L'Observatoire pour la protection des défenseurs des droits de l'Homme est un programme conjoint de l'Organisation mondiale contre la torture (OMCT) et de la Fédération internationale des ligues des droits de l'Homme (FIDH).
1 Dans sa résolution P6_TA(2007)0488, adoptée le 25 octobre 2007, le Parlement européen s'est ainsi dit "profondément préoccupé par le renforcement brutal de la répression des mouvements de la société civile en Iran au cours de l'année écoulée" et a "invit[é] les autorités iraniennes à mettre un terme à la répression violente des défenseurs des droits des femmes, [...] des mouvements étudiants, des défenseurs des droits des minorités, des intellectuels, des enseignants, des journalistes, des auteurs de blogs et des syndicalistes".
2 Cf. site de M. Emmadeddin Baghi, un journaliste spécialisé dans les droits de l'Homme, www.emmadbaghi.com.

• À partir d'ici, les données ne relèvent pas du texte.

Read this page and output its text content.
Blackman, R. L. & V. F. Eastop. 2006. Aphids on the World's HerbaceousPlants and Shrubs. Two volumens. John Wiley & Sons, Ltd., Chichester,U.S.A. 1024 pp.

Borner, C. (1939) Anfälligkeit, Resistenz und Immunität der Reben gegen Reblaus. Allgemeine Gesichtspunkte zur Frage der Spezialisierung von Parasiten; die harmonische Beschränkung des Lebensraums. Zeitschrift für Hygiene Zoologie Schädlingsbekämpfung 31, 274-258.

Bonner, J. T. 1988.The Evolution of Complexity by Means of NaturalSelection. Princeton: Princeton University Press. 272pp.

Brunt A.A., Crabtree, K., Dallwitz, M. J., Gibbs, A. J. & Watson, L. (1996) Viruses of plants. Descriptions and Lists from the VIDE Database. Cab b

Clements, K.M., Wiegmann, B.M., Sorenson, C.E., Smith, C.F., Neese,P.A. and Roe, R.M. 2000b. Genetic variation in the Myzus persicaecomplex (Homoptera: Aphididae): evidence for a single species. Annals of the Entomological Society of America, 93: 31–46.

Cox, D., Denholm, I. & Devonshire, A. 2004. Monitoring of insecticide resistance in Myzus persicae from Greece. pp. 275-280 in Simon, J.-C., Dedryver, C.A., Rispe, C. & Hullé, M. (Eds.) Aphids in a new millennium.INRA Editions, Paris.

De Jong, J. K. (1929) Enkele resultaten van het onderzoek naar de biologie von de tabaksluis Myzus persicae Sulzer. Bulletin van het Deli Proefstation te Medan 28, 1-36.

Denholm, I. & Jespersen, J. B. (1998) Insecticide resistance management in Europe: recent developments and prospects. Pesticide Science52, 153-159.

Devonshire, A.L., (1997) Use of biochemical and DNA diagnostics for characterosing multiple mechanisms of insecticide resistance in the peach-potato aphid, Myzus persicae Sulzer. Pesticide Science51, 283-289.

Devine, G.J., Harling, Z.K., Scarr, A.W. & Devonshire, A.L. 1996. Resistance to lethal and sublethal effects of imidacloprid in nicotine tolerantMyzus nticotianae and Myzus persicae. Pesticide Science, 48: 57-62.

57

3 Le 5 avril 2007, Mme Yakin Ertürk, Rapporteure spéciale des Nations unies sur la violence contre les femmes, ses causes et ses conséquences, M. Ambeyi Ligabo, Rapporteur spécial sur la promotion et la protection du droit à la liberté d'expression et d'opinion, et Mme Hina Jilani, Représentante spéciale du Secrétaire général sur la situation des défenseurs des droits de l'Homme, ont exprimé leur inquiétude après avoir été informés que des agents de sécurité iraniens avaient arrêtés quatre femmes et un homme le 3 avril à Téhéran, alors qu'ils collectaient des signatures pour une campagne en faveur de l'amendement des lois iraniennes discriminatoires à l'égard des femmes. Ils ont en outre noté que "l'arrestation de ces cinq [...] défenseurs des droits de l'Homme n'est pas un incident isolé, mais s'intègre dans une tendance continue et inquiétante", dans la mesure où "les femmes et les hommes iraniens qui ont manifesté pacifiquement ou ont agi en faveur de l'égalité des sexes et les droits des femmes ont été arrêtés ou attaqués à plusieurs reprises [...]" (Cf. communiqué des Nations unies. Traduction non officielle).
4 Le 3 août 2007, l'Union européenne s'est dite "particulièrement préoccupée par les peines de mort frappant deux journalistes kurdes, MM. Adnan Hassan pour et Abdolvahed Boutimar [...] [ainsi que par] la répression croissante contre tous les groupes qui exercent leur droit à la liberté d'expression, notamment dans les régions comptant des minorités arabe et kurde" (Cf. déclaration de la présidence au nom de l'UE sur les condamnations à mort prononcées à l'encontre de MM. Adnan Hassan pour et Abdolvahed Boutimar).